Python 타입 힌트 완벽 가이드
TypeScript처럼 타입 안전하게 Python 사용하기
목차
- 타입 힌트 기본
- 기본 타입
- 컬렉션 타입
- 함수 타입
- 클래스와 타입
- 고급 타입
- mypy로 타입 체크하기
- 실전 예시
- TypeScript vs Python 비교
타입 힌트 기본
Python 3.5+부터 타입 힌트를 지원합니다. 타입 힌트는 런타임에 영향을 주지 않으며, 정적 분석 도구(mypy, pyright)가 사용합니다.
기본 문법
# TypeScript
function greet(name: string): string {
return `Hello, ${name}`;
}
# Python
def greet(name: str) -> str:
return f"Hello, {name}"
기본 타입
1. 원시 타입 (Primitive Types)
# 정수
age: int = 25
count: int = 0
# 실수
price: float = 19.99
temperature: float = 36.5
# 문자열
name: str = "John"
message: str = "Hello"
# 불리언
is_active: bool = True
has_permission: bool = False
# None (TypeScript의 null/undefined)
result: None = None
2. 변수 선언 (타입만 명시)
# 나중에 할당할 변수
name: str
age: int
name = "Alice"
age = 30
컬렉션 타입
1. List (Array)
from typing import List
# TypeScript: string[]
# Python:
names: List[str] = ["Alice", "Bob", "Charlie"]

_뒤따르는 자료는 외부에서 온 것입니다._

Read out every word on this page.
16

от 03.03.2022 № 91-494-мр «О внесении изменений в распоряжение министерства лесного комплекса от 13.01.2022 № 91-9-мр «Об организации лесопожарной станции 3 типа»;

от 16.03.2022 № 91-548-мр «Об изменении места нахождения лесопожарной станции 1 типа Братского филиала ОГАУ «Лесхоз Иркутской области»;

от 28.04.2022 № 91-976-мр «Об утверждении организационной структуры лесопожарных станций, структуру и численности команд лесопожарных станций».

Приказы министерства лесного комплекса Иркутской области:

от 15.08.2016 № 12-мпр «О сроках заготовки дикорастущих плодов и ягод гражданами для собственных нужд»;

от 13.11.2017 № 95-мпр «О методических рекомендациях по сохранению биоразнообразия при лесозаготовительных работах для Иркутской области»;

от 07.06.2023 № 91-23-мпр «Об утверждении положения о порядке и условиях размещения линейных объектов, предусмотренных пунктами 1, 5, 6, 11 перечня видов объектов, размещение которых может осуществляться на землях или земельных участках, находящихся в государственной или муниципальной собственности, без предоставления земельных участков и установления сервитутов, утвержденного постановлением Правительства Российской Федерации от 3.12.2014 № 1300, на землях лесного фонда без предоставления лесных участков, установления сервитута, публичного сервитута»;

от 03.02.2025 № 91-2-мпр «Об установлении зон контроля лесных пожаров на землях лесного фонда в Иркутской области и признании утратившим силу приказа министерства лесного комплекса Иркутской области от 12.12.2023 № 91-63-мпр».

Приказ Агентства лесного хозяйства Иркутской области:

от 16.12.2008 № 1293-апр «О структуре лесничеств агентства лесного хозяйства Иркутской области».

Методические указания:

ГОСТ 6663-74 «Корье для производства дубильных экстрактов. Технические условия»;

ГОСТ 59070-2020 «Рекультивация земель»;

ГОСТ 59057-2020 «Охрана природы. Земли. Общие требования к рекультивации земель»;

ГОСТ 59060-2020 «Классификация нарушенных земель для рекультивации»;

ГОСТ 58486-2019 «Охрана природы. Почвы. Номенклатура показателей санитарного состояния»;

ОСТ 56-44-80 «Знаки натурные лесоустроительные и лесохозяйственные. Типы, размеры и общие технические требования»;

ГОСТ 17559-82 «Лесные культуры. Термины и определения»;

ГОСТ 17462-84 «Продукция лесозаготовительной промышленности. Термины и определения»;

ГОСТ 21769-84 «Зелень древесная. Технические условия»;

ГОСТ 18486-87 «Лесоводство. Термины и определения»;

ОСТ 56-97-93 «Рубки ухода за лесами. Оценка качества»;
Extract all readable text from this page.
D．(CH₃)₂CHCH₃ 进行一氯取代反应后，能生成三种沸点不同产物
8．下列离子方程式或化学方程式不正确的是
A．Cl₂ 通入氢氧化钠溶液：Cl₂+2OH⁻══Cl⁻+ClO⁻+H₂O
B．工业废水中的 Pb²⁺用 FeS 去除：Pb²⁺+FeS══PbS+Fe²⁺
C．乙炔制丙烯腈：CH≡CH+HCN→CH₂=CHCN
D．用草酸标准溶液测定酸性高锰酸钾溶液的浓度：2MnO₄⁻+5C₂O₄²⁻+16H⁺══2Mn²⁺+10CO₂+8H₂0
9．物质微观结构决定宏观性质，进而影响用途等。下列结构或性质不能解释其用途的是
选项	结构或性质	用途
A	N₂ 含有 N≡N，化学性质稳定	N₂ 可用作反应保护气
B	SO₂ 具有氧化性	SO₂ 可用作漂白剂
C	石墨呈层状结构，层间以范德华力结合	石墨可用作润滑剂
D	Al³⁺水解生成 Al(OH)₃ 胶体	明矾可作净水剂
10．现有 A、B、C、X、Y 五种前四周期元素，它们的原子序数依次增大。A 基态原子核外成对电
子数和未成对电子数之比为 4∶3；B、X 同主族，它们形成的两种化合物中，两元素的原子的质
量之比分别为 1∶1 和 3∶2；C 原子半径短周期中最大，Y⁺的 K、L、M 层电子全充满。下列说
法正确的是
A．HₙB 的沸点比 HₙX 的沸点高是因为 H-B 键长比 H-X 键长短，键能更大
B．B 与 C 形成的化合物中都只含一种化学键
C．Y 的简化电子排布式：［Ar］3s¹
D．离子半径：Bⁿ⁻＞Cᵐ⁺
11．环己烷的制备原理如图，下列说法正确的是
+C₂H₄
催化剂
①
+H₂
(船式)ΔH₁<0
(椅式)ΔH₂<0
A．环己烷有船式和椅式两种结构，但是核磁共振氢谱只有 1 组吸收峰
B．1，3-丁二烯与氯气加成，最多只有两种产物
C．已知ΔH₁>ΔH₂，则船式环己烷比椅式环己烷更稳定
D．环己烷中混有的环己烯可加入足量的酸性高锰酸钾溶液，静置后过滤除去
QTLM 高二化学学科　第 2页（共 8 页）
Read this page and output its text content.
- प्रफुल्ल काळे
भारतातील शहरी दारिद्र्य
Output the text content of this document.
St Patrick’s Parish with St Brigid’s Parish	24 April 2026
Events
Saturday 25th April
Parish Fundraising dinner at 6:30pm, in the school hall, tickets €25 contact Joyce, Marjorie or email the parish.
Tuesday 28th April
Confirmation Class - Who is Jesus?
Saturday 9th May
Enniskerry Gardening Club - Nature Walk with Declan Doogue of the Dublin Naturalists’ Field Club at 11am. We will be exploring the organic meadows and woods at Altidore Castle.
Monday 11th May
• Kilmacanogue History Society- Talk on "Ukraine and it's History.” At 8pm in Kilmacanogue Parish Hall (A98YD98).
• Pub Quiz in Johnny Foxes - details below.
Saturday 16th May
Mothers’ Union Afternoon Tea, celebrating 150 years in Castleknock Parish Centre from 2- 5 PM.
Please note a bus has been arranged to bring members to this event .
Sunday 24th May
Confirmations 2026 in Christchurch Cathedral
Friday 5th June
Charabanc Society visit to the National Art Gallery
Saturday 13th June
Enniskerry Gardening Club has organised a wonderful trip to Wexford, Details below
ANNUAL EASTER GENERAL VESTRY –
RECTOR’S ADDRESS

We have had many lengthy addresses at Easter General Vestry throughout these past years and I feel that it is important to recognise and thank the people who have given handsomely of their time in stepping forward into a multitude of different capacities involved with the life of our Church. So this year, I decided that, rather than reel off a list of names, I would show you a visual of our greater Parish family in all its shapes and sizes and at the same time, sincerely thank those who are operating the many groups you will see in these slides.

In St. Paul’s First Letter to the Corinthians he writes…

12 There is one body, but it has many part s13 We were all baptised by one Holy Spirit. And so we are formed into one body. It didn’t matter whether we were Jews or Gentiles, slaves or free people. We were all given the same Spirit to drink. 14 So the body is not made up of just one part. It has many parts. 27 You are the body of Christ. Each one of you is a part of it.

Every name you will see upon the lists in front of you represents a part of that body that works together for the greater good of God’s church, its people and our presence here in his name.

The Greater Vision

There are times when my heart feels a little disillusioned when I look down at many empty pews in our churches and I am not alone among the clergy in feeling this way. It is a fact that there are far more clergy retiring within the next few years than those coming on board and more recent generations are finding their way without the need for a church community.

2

numbers: List[int] = [1, 2, 3, 4, 5]
# 중첩 리스트
matrix: List[List[int]] = [[1, 2], [3, 4]]
# Python 3.9+ (간단한 문법)
names: list[str] = ["Alice", "Bob"]
2. Dict (Object/Record)
from typing import Dict
# TypeScript: { [key: string]: number }
# Python:
scores: Dict[str, int] = {"Alice": 95, "Bob": 87}
# TypeScript: { [key: string]: any }
# Python:
from typing import Any
data: Dict[str, Any] = {"name": "Alice", "age": 30}
# Python 3.9+
scores: dict[str, int] = {"Alice": 95}
3. Tuple (고정 길이 배열)
from typing import Tuple
# TypeScript: [string, number]
# Python:
person: Tuple[str, int] = ("Alice", 30)
# 가변 길이
coordinates: Tuple[float, ...] = (1.0, 2.0, 3.0)
# Python 3.9+
person: tuple[str, int] = ("Alice", 30)
4. Set
from typing import Set
# 중복 없는 집합
tags: Set[str] = {"python", "typescript", "go"}
# Python 3.9+
tags: set[str] = {"python", "typescript"}
함수 타입
1. 기본 함수
def add(a: int, b: int) -> int:
"""두 정수를 더합니다."""
return a + b
def greet(name: str, greeting: str = "Hello") -> str:
"""인사말을 반환합니다."""
return f"{greeting}, {name}"
# 반환값이 없는 함수
def log_message(message: str) -> None:
print(message)
2. Optional 매개변수
from typing import Optional
# TypeScript: (name: string, age?: number) => void
# Python:
def create_user(name: str, age: Optional[int] = None) -> None:
if age is None:
print(f"User: {name}")
else:
print(f"User: {name}, Age: {age}")
# Python 3.10+ (더 간단)
def create_user(name: str, age: int | None = None) -> None:
pass
3. Union 타입
from typing import Union
# TypeScript: string | number
# Python:
def process_id(id: Union[str, int]) -> str:
return str(id)
# Python 3.10+
def process_id(id: str | int) -> str:
return str(id)
4. 가변 인자
from typing import List
def sum_numbers(*numbers: int) -> int:
"""가변 개수의 정수를 더합니다."""
return sum(numbers)
def merge_dicts(**kwargs: str) -> dict[str, str]:
"""키워드 인자를 딕셔너리로 병합합니다."""
return kwargs
5. Callable (함수 타입)
from typing import Callable
# TypeScript: (a: number, b: number) => number
# Python:
def apply_operation(a: int, b: int, operation: Callable[[int, int], int]) -> int:
return operation(a, b)
def add(x: int, y: int) -> int:
return x + y
result = apply_operation(5, 3, add) # 8
클래스와 타입
1. 기본 클래스
from typing import List, Optional
class User:
"""사용자 클래스."""
def __init__(self, name: str, age: int, email: Optional[str] = None) -> None:
self.name: str = name
self.age: int = age
self.email: Optional[str] = email
def greet(self) -> str:
return f"Hello, I'm {self.name}"
def is_adult(self) -> bool:
return self.age >= 18
# 사용
user: User = User("Alice", 25, "alice@example.com")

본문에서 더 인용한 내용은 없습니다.